Nir Rosen is a fellow at the New America Foundation and a free-lance writer who has lived for the last three years in Iraq. His book on postwar Iraq, "In the Belly of the Green Bird: The Triumph of the Martyrs in Iraq," was published by Free Press in May 2006. His articles from Iraq and elsewhere, as well as an accompanying photo essay, are available on www.nirrosen.com.
Thursday, June 22, 2006
Shafting the Working Poor


Katrina vanden Heuvel
Posted 06/21/2006 @ 1:13pm
The GOP just shafted the working people of America. By rejecting an attempt to raise the minimum wage, the Republican-controlled Senate showed that it is far more interested in lining the pockets of its campaign contributors than--as Paul Krugman wrote in a New York Times op-ed on Monday--arriving at a "new New Deal" and working to "rebuild our middle class." The 52-46 vote was eight short of the 60 needed for approval. (The measure drew the support of eight Republicans --four of these are up for re-election in the fall.)
Sen.
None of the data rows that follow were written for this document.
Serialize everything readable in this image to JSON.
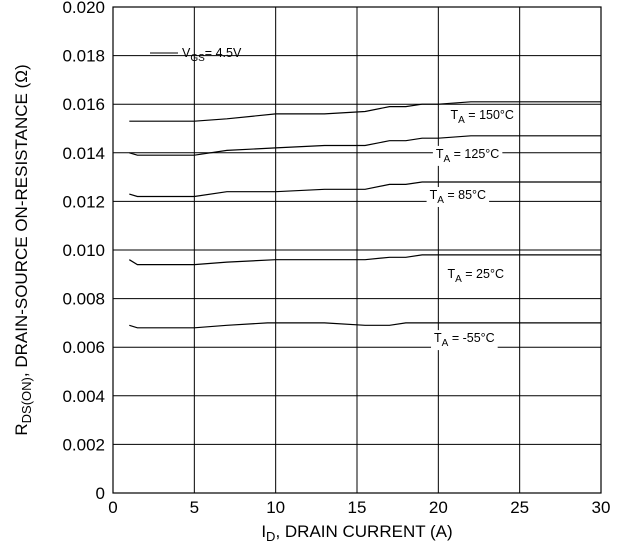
{
  "chart_data": {
    "type": "line",
    "xlabel": {
      "main": "I",
      "sub": "D",
      "rest": ", DRAIN CURRENT (A)"
    },
    "ylabel": {
      "main": "R",
      "sub": "DS(ON)",
      "rest": ", DRAIN-SOURCE ON-RESISTANCE (Ω)"
    },
    "xlim": [
      0,
      30
    ],
    "ylim": [
      0,
      0.02
    ],
    "xticks": [
      0,
      5,
      10,
      15,
      20,
      25,
      30
    ],
    "xtick_labels": [
      "0",
      "5",
      "10",
      "15",
      "20",
      "25",
      "30"
    ],
    "yticks": [
      0,
      0.002,
      0.004,
      0.006,
      0.008,
      0.01,
      0.012,
      0.014,
      0.016,
      0.018,
      0.02
    ],
    "ytick_labels": [
      "0",
      "0.002",
      "0.004",
      "0.006",
      "0.008",
      "0.010",
      "0.012",
      "0.014",
      "0.016",
      "0.018",
      "0.020"
    ],
    "grid": true,
    "condition": {
      "main": "V",
      "sub": "GS",
      "rest": "= 4.5V"
    },
    "series": [
      {
        "name": "150°C",
        "label": {
          "main": "T",
          "sub": "A",
          "rest": " = 150°C"
        },
        "x": [
          1,
          5,
          7,
          10,
          13,
          15.5,
          17,
          18,
          19,
          20,
          22,
          30
        ],
        "y": [
          0.0153,
          0.0153,
          0.0154,
          0.0156,
          0.0156,
          0.0157,
          0.0159,
          0.0159,
          0.016,
          0.016,
          0.0161,
          0.0161
        ]
      },
      {
        "name": "125°C",
        "label": {
          "main": "T",
          "sub": "A",
          "rest": " = 125°C"
        },
        "x": [
          1,
          1.5,
          5,
          7,
          10,
          13,
          15.5,
          17,
          18,
          19,
          20,
          22,
          30
        ],
        "y": [
          0.014,
          0.0139,
          0.0139,
          0.0141,
          0.0142,
          0.0143,
          0.0143,
          0.0145,
          0.0145,
          0.0146,
          0.0146,
          0.0147,
          0.0147
        ]
      },
      {
        "name": "85°C",
        "label": {
          "main": "T",
          "sub": "A",
          "rest": " = 85°C"
        },
        "x": [
          1,
          1.5,
          5,
          7,
          10,
          13,
          15.5,
          17,
          18,
          19,
          20,
          30
        ],
        "y": [
          0.0123,
          0.0122,
          0.0122,
          0.0124,
          0.0124,
          0.0125,
          0.0125,
          0.0127,
          0.0127,
          0.0128,
          0.0128,
          0.0128
        ]
      },
      {
        "name": "25°C",
        "label": {
          "main": "T",
          "sub": "A",
          "rest": " = 25°C"
        },
        "x": [
          1,
          1.5,
          5,
          7,
          10,
          13,
          15.5,
          17,
          18,
          19,
          20,
          30
        ],
        "y": [
          0.0096,
          0.0094,
          0.0094,
          0.0095,
          0.0096,
          0.0096,
          0.0096,
          0.0097,
          0.0097,
          0.0098,
          0.0098,
          0.0098
        ]
      },
      {
        "name": "-55°C",
        "label": {
          "main": "T",
          "sub": "A",
          "rest": " = -55°C"
        },
        "x": [
          1,
          1.5,
          5,
          7,
          9.5,
          13,
          15.5,
          17,
          18,
          19,
          30
        ],
        "y": [
          0.0069,
          0.0068,
          0.0068,
          0.0069,
          0.007,
          0.007,
          0.0069,
          0.0069,
          0.007,
          0.007,
          0.007
        ]
      }
    ]
  }
}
Edward Kennedy's amendment would have raised the wage from the current $5.15 an hour to $7.25 – the first raise in a decade. "The minimum wage," as economist Gwendolyn Mink, makes clear, is supposed to guarantee an income floor to keep full-time wage-earners out of poverty. But today, the federal minimum wage guarantees abject poverty for workers... nearly $6,000 per year below the federal poverty line for a family of three."
But the vast majority of Republican Senators, several of them millionaires several times over, don't care about poverty or the well-being of their working class constituents, What they really care about is that they're sitting pretty, having voted themselves another raise --to $168,500 --on January 1.
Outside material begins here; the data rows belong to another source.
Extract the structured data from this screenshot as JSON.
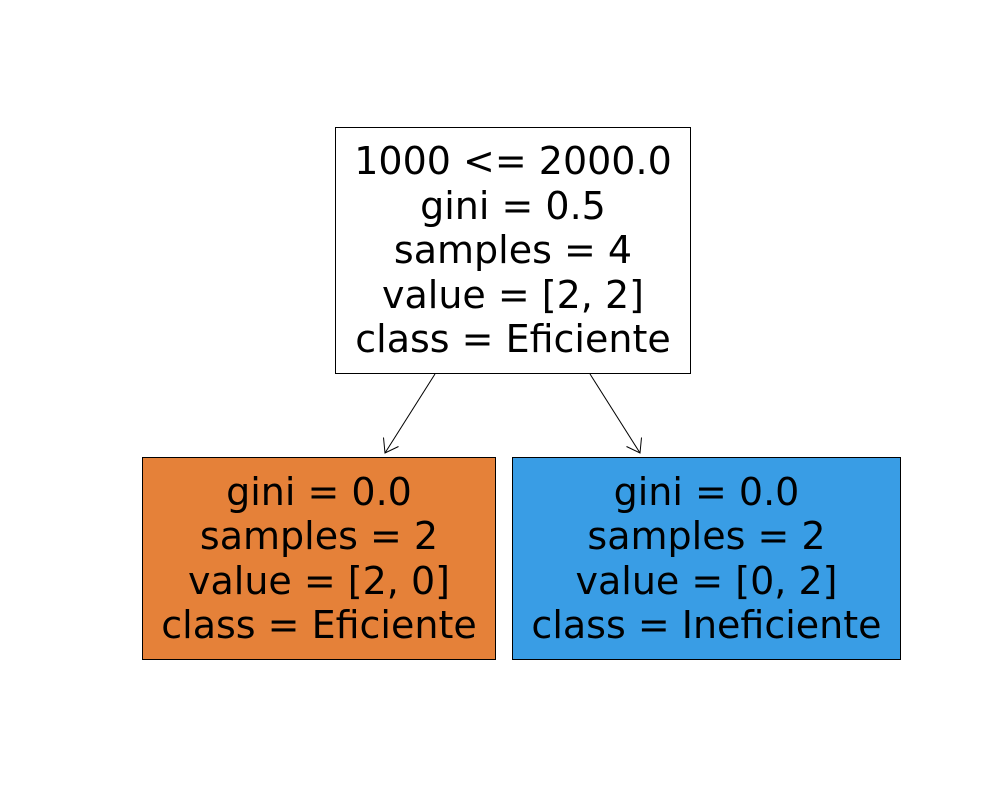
{
  "tree": {
    "root": {
      "split": "1000 <= 2000.0",
      "gini": "gini = 0.5",
      "samples": "samples = 4",
      "value": "value = [2, 2]",
      "class": "class = Eficiente",
      "fill": "#ffffff"
    },
    "left": {
      "gini": "gini = 0.0",
      "samples": "samples = 2",
      "value": "value = [2, 0]",
      "class": "class = Eficiente",
      "fill": "#e58139"
    },
    "right": {
      "gini": "gini = 0.0",
      "samples": "samples = 2",
      "value": "value = [0, 2]",
      "class": "class = Ineficiente",
      "fill": "#399de5"
    }
  },
  "colors": {
    "edge": "#000000",
    "border": "#000000"
  }
}
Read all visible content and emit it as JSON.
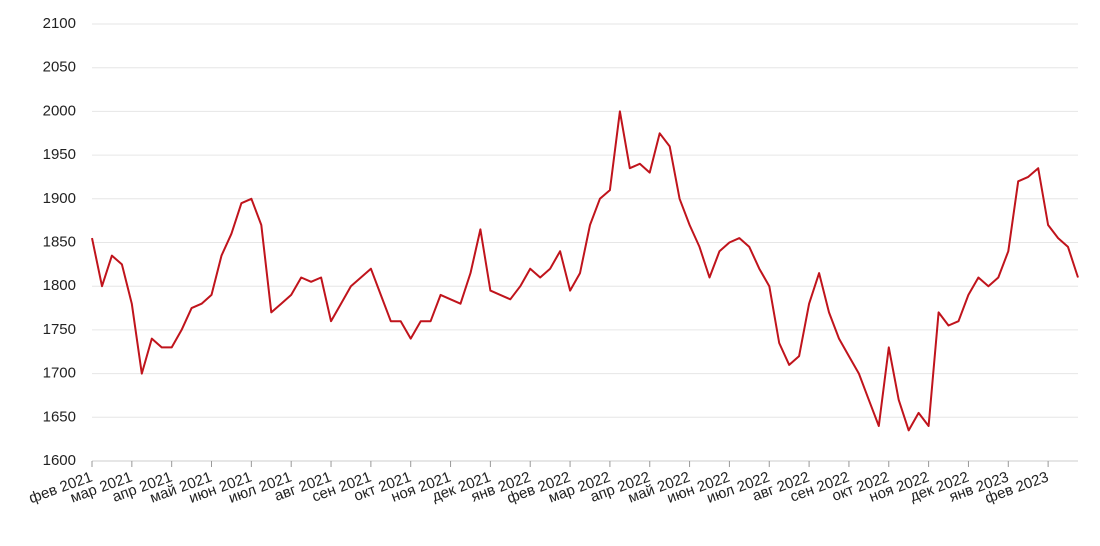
{
  "chart_data": {
    "type": "line",
    "categories": [
      "фев 2021",
      null,
      null,
      null,
      "мар 2021",
      null,
      null,
      null,
      "апр 2021",
      null,
      null,
      null,
      "май 2021",
      null,
      null,
      null,
      "июн 2021",
      null,
      null,
      null,
      "июл 2021",
      null,
      null,
      null,
      "авг 2021",
      null,
      null,
      null,
      "сен 2021",
      null,
      null,
      null,
      "окт 2021",
      null,
      null,
      null,
      "ноя 2021",
      null,
      null,
      null,
      "дек 2021",
      null,
      null,
      null,
      "янв 2022",
      null,
      null,
      null,
      "фев 2022",
      null,
      null,
      null,
      "мар 2022",
      null,
      null,
      null,
      "апр 2022",
      null,
      null,
      null,
      "май 2022",
      null,
      null,
      null,
      "июн 2022",
      null,
      null,
      null,
      "июл 2022",
      null,
      null,
      null,
      "авг 2022",
      null,
      null,
      null,
      "сен 2022",
      null,
      null,
      null,
      "окт 2022",
      null,
      null,
      null,
      "ноя 2022",
      null,
      null,
      null,
      "дек 2022",
      null,
      null,
      null,
      "янв 2023",
      null,
      null,
      null,
      "фев 2023",
      null,
      null,
      null
    ],
    "values": [
      1855,
      1800,
      1835,
      1825,
      1780,
      1700,
      1740,
      1730,
      1730,
      1750,
      1775,
      1780,
      1790,
      1835,
      1860,
      1895,
      1900,
      1870,
      1770,
      1780,
      1790,
      1810,
      1805,
      1810,
      1760,
      1780,
      1800,
      1810,
      1820,
      1790,
      1760,
      1760,
      1740,
      1760,
      1760,
      1790,
      1785,
      1780,
      1815,
      1865,
      1795,
      1790,
      1785,
      1800,
      1820,
      1810,
      1820,
      1840,
      1795,
      1815,
      1870,
      1900,
      1910,
      2000,
      1935,
      1940,
      1930,
      1975,
      1960,
      1900,
      1870,
      1845,
      1810,
      1840,
      1850,
      1855,
      1845,
      1820,
      1800,
      1735,
      1710,
      1720,
      1780,
      1815,
      1770,
      1740,
      1720,
      1700,
      1670,
      1640,
      1730,
      1670,
      1635,
      1655,
      1640,
      1770,
      1755,
      1760,
      1790,
      1810,
      1800,
      1810,
      1840,
      1920,
      1925,
      1935,
      1870,
      1855,
      1845,
      1810
    ],
    "color": "#c0141c",
    "ylim": [
      1600,
      2100
    ],
    "yticks": [
      1600,
      1650,
      1700,
      1750,
      1800,
      1850,
      1900,
      1950,
      2000,
      2050,
      2100
    ],
    "grid": true
  }
}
Even the not-exactly-populist Wall Street Journal points out, "While the minimum wage has remained frozen, lawmakers' salaries have risen with annual cost-of-living increases keyed to what is given federal employees. And last week's vote in the House Appropriations Committee followed a floor vote days before in which the House cleared the way for members to get another increase valued at thousands of dollars annually." So, while Congress will soon make close to $170,000 a year, hardworking full-time minimum wage workers make just $10,700 annually.
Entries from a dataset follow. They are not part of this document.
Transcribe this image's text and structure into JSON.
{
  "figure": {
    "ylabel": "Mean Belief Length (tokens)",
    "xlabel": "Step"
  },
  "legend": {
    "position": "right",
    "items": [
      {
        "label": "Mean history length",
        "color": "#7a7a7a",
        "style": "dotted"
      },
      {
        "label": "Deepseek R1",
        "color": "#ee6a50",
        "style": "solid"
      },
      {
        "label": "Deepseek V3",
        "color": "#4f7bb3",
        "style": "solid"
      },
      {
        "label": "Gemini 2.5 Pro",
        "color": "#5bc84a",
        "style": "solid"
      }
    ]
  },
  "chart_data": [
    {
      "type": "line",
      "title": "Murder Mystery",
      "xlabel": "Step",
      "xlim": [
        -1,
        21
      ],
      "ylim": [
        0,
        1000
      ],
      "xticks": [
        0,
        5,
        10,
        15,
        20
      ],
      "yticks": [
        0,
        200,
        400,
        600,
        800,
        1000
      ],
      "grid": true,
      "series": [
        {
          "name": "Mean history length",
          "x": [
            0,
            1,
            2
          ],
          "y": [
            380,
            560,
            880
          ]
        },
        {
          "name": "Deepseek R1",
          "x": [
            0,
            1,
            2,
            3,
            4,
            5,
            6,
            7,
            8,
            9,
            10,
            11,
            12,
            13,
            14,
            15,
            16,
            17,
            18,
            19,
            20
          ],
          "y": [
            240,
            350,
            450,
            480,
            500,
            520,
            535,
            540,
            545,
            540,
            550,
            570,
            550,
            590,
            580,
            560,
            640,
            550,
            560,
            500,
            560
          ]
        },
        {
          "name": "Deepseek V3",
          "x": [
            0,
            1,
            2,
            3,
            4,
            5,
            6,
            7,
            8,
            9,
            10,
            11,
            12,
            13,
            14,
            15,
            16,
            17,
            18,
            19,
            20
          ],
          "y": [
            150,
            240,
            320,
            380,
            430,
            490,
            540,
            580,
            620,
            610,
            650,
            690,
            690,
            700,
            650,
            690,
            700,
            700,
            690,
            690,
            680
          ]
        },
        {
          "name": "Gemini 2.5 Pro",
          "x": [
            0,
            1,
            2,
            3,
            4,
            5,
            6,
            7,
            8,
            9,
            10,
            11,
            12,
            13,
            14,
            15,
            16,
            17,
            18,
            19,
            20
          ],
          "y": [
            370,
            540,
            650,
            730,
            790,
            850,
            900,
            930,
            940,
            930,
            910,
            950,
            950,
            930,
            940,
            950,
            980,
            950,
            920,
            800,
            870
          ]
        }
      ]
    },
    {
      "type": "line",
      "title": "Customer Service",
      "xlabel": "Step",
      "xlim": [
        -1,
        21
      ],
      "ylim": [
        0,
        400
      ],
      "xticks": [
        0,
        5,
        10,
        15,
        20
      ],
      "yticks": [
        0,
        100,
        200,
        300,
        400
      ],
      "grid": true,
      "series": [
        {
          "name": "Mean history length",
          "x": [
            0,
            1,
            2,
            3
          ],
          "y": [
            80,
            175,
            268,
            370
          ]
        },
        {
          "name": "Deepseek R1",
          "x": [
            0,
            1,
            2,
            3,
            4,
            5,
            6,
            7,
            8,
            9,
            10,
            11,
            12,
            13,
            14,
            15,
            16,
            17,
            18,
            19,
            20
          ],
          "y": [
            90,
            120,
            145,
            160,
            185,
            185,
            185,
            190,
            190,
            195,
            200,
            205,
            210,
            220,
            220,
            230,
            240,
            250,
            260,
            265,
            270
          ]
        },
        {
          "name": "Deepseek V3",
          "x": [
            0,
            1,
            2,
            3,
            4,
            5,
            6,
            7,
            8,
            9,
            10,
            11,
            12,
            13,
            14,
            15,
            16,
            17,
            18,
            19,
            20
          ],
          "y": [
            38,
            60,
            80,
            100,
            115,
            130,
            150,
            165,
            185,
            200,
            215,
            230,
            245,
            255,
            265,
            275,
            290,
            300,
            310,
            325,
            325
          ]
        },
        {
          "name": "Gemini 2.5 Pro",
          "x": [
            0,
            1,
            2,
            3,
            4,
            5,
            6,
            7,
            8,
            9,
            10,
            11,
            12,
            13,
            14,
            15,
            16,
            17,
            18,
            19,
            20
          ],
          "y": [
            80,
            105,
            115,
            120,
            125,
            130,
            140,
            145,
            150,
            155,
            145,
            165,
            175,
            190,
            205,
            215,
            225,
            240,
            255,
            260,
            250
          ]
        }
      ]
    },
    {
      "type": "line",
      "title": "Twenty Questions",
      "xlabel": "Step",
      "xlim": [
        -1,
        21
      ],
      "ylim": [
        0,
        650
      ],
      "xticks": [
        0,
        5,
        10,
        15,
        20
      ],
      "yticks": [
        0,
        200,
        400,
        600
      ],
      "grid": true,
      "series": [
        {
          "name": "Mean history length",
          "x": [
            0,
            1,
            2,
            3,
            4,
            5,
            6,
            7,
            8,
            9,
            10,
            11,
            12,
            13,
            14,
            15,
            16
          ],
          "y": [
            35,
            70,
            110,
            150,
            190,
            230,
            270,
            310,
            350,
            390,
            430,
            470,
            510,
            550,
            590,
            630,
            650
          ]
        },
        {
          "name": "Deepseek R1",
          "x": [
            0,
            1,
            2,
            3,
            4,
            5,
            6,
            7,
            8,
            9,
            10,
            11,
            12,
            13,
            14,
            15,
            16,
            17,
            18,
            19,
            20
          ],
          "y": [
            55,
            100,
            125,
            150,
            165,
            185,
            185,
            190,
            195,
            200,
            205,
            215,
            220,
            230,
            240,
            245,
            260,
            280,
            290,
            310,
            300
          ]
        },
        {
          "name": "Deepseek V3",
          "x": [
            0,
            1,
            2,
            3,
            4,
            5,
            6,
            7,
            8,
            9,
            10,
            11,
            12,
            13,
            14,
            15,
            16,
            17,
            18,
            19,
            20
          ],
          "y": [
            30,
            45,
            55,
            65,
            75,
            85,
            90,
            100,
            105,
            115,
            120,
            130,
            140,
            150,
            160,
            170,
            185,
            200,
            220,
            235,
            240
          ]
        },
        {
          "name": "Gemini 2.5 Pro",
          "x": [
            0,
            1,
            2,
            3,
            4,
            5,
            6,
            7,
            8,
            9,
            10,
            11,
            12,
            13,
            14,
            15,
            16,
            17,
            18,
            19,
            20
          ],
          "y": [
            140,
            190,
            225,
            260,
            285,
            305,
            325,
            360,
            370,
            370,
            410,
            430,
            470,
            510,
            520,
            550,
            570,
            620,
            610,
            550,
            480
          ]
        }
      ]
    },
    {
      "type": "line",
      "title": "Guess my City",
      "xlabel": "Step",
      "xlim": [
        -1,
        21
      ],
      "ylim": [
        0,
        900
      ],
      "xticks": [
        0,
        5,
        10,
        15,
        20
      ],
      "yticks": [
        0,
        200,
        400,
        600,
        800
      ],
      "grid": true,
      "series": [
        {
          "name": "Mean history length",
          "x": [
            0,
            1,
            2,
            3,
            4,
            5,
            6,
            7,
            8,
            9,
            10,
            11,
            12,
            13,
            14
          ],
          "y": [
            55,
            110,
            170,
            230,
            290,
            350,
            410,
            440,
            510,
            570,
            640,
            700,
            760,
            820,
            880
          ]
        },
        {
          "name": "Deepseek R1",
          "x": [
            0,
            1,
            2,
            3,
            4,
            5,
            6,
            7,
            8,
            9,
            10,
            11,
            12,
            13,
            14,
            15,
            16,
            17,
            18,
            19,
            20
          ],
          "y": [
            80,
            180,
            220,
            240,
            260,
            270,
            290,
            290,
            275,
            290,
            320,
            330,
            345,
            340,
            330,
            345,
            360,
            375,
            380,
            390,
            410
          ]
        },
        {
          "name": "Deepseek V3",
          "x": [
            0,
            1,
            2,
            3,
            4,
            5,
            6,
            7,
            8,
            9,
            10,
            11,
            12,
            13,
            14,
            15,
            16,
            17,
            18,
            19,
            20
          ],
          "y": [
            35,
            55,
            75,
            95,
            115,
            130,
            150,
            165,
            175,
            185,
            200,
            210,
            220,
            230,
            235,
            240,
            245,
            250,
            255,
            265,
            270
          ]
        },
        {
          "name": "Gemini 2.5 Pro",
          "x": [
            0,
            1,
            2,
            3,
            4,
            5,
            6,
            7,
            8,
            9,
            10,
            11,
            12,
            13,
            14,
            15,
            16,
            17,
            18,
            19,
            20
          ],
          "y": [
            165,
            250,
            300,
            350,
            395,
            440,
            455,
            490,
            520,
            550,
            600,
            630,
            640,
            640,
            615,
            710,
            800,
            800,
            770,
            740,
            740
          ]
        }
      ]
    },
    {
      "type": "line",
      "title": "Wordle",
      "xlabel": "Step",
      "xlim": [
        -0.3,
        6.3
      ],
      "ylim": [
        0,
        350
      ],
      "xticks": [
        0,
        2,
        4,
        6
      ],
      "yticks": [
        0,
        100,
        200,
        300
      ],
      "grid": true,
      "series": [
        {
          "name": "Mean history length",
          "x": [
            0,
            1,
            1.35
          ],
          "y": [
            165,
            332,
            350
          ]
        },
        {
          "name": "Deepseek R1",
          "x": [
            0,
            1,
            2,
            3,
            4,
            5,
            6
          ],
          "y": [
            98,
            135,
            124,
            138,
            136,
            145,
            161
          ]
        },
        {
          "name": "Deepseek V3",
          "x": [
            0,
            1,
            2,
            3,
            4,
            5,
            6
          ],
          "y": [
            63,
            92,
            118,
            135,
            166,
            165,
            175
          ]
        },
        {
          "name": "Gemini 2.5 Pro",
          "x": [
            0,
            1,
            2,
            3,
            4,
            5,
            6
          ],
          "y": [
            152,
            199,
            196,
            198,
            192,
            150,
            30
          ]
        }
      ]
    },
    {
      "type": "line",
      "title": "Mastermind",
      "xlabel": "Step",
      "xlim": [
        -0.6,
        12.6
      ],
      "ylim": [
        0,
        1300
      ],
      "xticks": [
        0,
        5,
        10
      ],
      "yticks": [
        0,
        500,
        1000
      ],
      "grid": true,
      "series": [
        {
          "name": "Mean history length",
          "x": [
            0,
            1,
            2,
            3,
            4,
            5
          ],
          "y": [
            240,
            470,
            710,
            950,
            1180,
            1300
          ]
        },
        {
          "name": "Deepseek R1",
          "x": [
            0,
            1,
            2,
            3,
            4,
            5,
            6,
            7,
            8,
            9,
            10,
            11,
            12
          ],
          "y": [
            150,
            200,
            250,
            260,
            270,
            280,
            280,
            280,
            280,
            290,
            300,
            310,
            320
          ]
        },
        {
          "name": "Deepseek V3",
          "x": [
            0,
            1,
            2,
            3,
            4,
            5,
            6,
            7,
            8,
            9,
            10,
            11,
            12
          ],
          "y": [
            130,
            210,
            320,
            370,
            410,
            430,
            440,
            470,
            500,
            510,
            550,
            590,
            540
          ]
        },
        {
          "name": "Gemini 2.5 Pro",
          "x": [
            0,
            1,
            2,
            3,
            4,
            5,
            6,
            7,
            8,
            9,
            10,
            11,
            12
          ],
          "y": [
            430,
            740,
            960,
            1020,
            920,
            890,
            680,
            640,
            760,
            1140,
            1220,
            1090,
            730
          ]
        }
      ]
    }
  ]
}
One group that did important work to end this inequity is the Let Justice Roll coalition--a fast-growing program of more than 70 faith and community groups. The coalition labored mightily to target senators who were critical to passing this legislation and preventing it from being weakened by Republican's bogus charges of "class warfare." (For the true definition of class warfare, check out my Dictionary of Republicanisms. "Class warfare, n.: any attempt to raise the minimum wage").
For millions of families, this callous vote means another day of choosing between rent and health care, putting food in the refrigerator or gas in the car. Meanwhile, a Big Oil CEO makes $37,000 an hour. Want to talk about class warfare?